No, the question is whether those genAI we have around are mass copyrights violation machines or whether they "learn" and build non-violating work.

And honestly, I have seen evidence pointing both ways. But the "copyrights protection" institutions are all quickly to decide the point dismissing any evidence on philosophical basis.

> No, the question is whether those genAI we have around are mass copyrights violation machines or whether they "learn" and build non-violating work.

I refer to the training process in question, which may or may not be be violating copyright, as "machine learning" since that's the common terminology. Question is whether that process is covered by fair use. Whether or not it actually "learn"s is not irrelevant, but I'd say more a philosophical framing than a legal one.

> I refer to the training process in question

Yeah, you go for the red herring.

All of the worthwhile debate is about the real violations. But the public discourse is surely inundated with that exact red herring.

I addressed model output (infringes copyright if substantially similar, as with manually-created works) and the process of training the model (requires collating/processing ephemeral copies, possibly fair use). What do you think the "real violations" are, if not those?
> Generally I don't think people are arguing that copyright law should be more lenient to AI than it is to humans. If your work gets ripped off (a substantially similar copy not covered by fair use) you can sue regardless of tools used in its creation.
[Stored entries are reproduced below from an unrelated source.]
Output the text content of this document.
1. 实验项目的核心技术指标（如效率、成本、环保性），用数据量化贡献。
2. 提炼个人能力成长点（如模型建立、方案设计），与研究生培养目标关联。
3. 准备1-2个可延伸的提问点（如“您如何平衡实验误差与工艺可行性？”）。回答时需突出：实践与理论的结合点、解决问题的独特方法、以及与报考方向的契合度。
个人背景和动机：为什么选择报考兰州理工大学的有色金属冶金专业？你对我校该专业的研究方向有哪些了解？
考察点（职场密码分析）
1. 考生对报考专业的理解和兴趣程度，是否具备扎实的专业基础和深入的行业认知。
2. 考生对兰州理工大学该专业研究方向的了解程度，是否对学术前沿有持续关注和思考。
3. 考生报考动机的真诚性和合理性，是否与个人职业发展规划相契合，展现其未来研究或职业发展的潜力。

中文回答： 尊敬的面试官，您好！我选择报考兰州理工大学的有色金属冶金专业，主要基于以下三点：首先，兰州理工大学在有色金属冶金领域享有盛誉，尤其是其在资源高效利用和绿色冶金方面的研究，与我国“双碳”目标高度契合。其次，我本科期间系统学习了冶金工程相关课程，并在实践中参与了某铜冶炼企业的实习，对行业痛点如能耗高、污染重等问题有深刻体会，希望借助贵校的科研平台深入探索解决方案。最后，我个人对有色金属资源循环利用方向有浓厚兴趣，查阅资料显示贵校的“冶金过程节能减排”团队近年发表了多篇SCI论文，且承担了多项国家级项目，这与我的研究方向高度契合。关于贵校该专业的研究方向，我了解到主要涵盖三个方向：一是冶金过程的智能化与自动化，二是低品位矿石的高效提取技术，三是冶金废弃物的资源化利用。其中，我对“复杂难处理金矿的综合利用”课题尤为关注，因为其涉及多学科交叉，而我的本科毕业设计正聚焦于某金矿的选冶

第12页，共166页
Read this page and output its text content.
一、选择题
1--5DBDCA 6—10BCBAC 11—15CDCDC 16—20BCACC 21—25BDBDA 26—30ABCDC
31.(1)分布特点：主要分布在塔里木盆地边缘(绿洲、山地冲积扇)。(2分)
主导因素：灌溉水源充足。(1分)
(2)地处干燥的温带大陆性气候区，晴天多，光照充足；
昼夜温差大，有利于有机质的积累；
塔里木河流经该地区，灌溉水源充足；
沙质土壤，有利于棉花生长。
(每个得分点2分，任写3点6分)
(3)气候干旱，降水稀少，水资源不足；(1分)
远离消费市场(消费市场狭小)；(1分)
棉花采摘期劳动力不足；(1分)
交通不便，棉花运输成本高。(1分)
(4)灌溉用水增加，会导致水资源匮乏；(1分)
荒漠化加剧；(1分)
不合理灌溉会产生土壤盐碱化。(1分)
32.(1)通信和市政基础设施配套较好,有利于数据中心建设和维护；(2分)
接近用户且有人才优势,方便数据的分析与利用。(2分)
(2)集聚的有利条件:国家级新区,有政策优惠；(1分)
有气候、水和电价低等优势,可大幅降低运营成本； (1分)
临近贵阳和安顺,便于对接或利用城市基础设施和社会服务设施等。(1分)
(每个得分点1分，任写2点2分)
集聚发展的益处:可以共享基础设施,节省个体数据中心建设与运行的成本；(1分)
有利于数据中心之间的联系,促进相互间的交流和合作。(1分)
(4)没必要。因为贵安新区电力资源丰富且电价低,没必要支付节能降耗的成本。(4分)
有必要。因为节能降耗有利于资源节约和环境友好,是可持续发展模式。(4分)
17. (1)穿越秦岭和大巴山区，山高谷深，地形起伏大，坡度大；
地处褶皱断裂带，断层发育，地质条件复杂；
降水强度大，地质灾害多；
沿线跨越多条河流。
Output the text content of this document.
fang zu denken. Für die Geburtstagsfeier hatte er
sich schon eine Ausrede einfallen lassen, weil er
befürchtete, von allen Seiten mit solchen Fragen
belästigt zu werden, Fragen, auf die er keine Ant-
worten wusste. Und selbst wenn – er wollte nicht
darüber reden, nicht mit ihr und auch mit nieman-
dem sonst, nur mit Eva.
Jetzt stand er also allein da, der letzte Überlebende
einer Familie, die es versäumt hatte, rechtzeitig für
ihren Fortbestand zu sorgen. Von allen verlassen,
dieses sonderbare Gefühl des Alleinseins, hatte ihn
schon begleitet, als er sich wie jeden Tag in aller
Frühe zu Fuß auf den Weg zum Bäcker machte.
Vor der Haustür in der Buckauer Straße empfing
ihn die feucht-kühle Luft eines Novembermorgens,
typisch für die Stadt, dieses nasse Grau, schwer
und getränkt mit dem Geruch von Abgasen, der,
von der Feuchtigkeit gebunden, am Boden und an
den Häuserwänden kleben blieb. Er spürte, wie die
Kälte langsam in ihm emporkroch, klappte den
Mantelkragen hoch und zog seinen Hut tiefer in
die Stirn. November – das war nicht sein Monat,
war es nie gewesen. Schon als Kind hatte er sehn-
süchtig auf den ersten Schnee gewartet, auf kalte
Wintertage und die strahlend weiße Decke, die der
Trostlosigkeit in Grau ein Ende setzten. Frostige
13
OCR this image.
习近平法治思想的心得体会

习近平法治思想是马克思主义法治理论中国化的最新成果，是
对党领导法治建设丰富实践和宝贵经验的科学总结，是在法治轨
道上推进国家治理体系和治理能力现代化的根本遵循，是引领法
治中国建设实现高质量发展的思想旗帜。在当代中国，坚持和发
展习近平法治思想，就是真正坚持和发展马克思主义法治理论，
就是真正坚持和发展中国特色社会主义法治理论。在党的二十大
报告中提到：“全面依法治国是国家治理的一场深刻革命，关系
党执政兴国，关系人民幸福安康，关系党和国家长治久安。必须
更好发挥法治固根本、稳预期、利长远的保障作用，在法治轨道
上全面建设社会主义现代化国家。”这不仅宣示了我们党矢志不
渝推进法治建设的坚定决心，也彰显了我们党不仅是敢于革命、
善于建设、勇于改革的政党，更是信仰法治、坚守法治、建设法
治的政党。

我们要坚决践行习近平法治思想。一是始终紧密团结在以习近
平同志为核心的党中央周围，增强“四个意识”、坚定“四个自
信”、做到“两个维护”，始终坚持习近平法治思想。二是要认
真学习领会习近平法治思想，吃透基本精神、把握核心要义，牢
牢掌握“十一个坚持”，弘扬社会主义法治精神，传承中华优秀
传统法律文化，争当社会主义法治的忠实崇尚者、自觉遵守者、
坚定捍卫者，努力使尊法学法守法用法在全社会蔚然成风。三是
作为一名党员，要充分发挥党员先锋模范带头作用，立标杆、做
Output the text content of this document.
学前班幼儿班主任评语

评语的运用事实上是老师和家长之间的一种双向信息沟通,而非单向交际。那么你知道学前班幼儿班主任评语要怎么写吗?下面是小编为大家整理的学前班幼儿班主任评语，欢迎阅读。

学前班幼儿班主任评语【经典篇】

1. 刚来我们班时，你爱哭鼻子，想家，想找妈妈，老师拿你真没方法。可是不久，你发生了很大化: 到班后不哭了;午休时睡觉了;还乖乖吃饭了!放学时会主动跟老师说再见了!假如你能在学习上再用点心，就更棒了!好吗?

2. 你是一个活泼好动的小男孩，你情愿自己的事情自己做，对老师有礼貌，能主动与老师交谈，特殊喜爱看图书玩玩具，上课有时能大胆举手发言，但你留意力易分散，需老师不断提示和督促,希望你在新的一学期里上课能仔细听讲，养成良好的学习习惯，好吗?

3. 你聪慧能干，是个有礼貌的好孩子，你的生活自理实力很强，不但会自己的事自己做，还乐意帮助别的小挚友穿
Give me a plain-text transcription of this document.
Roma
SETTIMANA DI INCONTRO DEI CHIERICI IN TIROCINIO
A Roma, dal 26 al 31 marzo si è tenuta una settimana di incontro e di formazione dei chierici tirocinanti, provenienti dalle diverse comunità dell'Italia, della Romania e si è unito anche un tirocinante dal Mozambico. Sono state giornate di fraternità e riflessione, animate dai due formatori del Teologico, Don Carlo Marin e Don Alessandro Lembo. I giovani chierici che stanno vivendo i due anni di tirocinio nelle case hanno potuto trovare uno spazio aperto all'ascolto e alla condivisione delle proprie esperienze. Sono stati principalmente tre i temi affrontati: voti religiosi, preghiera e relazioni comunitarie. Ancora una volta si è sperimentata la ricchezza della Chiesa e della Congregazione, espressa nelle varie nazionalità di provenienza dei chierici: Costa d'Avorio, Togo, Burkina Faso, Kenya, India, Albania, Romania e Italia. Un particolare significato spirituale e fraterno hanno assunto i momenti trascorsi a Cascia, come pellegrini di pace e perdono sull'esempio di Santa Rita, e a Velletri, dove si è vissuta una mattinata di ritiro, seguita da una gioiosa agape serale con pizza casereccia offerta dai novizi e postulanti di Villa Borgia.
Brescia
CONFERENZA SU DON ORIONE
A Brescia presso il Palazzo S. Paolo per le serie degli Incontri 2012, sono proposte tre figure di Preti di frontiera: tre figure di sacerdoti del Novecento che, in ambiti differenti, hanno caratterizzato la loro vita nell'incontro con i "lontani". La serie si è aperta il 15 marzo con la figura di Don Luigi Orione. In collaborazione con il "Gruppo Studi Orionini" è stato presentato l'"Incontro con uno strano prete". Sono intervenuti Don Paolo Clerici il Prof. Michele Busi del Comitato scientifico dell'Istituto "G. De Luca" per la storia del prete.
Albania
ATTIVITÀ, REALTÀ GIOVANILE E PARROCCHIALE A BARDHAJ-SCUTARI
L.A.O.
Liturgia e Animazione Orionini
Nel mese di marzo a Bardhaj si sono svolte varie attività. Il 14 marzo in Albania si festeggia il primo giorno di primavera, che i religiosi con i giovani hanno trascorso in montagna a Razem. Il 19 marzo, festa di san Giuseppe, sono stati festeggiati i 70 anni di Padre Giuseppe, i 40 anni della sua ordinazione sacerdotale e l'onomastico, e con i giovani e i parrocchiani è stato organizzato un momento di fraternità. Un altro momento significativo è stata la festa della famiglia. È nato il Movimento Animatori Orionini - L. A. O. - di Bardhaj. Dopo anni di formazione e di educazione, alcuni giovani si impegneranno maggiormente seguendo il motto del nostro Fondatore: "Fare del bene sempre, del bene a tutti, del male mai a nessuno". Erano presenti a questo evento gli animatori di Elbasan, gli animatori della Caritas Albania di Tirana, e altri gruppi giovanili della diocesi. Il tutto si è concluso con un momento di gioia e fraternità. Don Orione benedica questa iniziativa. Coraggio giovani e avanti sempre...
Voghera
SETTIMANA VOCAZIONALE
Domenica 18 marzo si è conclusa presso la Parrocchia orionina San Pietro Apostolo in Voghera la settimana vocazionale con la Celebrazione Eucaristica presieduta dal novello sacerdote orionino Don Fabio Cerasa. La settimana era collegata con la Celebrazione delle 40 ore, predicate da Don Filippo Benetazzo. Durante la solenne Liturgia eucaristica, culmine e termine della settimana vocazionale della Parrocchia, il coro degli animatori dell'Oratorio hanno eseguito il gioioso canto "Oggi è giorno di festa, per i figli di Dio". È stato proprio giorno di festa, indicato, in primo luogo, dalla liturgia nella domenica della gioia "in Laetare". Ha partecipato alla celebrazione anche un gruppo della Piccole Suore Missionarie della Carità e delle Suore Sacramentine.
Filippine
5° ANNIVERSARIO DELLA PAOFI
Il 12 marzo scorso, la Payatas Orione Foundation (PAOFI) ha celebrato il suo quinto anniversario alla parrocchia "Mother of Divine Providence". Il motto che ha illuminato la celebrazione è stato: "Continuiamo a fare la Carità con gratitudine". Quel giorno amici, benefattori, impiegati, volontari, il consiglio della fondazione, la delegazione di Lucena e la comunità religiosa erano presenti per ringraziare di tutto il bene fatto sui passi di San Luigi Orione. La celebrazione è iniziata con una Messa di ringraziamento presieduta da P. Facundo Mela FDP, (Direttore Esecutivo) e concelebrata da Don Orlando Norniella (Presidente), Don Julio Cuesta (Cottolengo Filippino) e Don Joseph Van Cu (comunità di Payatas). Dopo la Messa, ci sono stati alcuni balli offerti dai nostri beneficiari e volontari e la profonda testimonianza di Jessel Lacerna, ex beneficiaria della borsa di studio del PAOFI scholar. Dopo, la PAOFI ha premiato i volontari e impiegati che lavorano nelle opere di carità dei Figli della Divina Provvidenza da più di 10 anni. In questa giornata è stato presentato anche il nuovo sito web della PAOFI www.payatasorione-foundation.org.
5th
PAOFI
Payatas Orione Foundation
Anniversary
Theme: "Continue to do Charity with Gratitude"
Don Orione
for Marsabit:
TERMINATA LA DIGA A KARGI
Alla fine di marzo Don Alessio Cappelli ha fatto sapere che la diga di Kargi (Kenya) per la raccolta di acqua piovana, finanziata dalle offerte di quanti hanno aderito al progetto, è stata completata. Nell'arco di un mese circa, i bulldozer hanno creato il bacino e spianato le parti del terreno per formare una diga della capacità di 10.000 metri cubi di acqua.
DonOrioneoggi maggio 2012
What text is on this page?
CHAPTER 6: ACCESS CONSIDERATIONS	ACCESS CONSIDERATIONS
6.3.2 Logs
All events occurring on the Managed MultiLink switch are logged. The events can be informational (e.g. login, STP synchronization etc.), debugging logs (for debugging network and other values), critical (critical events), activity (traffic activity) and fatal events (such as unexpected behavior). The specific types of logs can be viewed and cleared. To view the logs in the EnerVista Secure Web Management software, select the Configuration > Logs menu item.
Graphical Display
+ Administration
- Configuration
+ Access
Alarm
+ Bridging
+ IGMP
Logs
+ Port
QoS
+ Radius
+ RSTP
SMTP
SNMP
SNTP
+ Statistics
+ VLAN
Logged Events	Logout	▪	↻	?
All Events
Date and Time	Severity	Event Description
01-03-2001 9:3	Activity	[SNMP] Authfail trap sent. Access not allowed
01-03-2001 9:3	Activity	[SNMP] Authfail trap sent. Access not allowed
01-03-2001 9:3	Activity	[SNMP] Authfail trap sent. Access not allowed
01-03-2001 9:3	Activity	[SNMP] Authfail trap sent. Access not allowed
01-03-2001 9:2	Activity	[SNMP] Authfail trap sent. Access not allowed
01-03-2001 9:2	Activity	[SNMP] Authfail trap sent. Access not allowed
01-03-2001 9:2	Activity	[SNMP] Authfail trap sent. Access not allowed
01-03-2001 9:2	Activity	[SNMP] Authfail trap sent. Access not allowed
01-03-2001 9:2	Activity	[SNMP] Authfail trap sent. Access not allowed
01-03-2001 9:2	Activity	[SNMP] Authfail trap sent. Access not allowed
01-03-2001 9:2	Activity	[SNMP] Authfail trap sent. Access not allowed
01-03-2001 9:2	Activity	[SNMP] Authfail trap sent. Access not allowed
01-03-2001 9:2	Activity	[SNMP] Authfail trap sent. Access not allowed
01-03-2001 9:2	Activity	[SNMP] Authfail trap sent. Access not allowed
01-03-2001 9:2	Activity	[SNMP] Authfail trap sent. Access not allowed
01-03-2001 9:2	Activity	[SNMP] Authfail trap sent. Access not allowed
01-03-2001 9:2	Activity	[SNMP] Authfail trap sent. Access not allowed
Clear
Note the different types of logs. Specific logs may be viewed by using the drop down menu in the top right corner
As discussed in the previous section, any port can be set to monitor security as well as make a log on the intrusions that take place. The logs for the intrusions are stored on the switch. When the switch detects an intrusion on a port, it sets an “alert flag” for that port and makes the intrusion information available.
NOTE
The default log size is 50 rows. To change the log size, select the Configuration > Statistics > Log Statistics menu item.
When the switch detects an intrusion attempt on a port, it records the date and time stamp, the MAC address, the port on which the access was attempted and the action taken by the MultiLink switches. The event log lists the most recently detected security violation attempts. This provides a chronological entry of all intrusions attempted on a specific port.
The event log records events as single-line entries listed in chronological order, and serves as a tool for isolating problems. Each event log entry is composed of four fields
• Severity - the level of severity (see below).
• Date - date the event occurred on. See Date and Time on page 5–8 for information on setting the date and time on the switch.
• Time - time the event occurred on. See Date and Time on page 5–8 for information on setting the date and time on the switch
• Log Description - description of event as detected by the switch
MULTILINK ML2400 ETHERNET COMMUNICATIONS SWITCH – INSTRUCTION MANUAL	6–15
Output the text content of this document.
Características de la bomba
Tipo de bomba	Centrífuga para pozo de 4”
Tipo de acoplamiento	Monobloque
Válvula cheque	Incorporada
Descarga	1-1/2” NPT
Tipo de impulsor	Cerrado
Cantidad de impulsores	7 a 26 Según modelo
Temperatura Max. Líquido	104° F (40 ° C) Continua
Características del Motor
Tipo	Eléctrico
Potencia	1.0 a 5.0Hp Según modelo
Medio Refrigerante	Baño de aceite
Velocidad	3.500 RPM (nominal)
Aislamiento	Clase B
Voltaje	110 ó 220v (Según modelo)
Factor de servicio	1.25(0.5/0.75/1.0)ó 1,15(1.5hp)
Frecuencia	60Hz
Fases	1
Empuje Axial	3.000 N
With humans, copyright law deals with knowing and intentional infringement more severely than accidental and unintentional infringement.

With an AI, any infringement on the part of the AI end-user is very likely going to be accidental and unintentional rather than knowing and intentional, so the legal system is going to deal with it more leniently, even if actual infringement is proven. The exception would be if you deliberately prompted it to create a modified version of a pre-existing copyrighted work.

With humans, whether infringement is knowing or not, intentional or not, can turn into a massive legal stoush. Whereas, if you say it is AI output, and it appears to actually be AI output, it is going to be much harder for the plaintiff (or prosecution) to convince the court that infringement was knowing and intentional.